Un étage en dessous, il y a un appartement où les objets sont littéralement livrés à eux-mêmes. Pour le meilleur comme pour le pire ! La perceuse habillement déposée par Michel de Broin saigne si l’on en croit le cartel qui la nomme : “Bleed”. Percée à de multiples reprises par la mèche même qu’elle enserre, elle n’est plus que fontaine. En s’automutilant, elle a converti sa valeur d’usage en valeur d’art. Désormais inutile en atelier, elle siège sur le socle qui participe grandement à la décontextualiser. Dans l’appartement fou, il y a aussi l’anti COP 21 absolu. Car l’installation “My Answer to Ecology #2” assemble un radiateur qui réchauffe l’intérieur d’un réfrigérateur dont la porte a été laissée grande ouverte par l’artiste Charbel-Joseph H. Boutros. Une œuvre, par conséquent, que l’on devrait interdire bien qu’elle illustre parfaitement les tensions internes qui nous animent. Quand notre désir de confort est aussi fort, ou presque, que notre volonté d’agir pour le climat. Quand l’habitat personnel, ou même l’habitacle, l’emporte sur la planète que tous nous habitons collectivement. Quand nous savons les efforts qu’il nous reste à fournir pour nous extraire des situations ubuesques que nos prédécesseurs ont su installer. Pour la survie des générations futures.

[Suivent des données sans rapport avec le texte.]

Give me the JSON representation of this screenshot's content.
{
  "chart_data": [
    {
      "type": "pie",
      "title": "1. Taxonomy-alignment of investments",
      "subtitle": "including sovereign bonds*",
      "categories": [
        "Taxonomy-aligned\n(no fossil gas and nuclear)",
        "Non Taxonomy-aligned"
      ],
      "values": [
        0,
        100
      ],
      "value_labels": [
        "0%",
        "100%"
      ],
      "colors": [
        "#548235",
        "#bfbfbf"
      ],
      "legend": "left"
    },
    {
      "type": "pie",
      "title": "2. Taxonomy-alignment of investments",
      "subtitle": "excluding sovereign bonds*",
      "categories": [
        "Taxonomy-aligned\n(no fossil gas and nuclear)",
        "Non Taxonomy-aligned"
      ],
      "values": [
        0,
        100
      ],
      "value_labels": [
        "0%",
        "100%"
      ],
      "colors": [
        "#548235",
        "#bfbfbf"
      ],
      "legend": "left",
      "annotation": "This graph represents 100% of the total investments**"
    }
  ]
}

Enfin, il y a un robot dans l’atelier 4. Un robot que jamais le public ne verra véritablement car il est recouvert d’une membrane de plastique dont la noirceur rappelle nos sacs poubelles. Un robot que l’on devine pourtant aux sons que l’installation performative “Sans Objet” du chorégraphe Aurélien Bory émet. Elle partage, avec les autres pièces de l’exposition “Prosopopée”, une forme d’efficacité artistique car de ce presque rien, si l’on omet la perfection de la chorégraphie, renaissent tous les fantômes qui peuplent les vieilles demeures de nos rêves contemporains. Ils sont aussi majestueusement extravagants, que craintifs donc fuyants. Les adjectifs ne manquent pas aux spectateurs qui les qualifient. Car ce sont bien les spectateurs qui, actuellement au Centquatre plus qu’ailleurs, font œuvres de leurs commentaires lorsqu’ils personnifient les pièces qui leur sont au plus proches.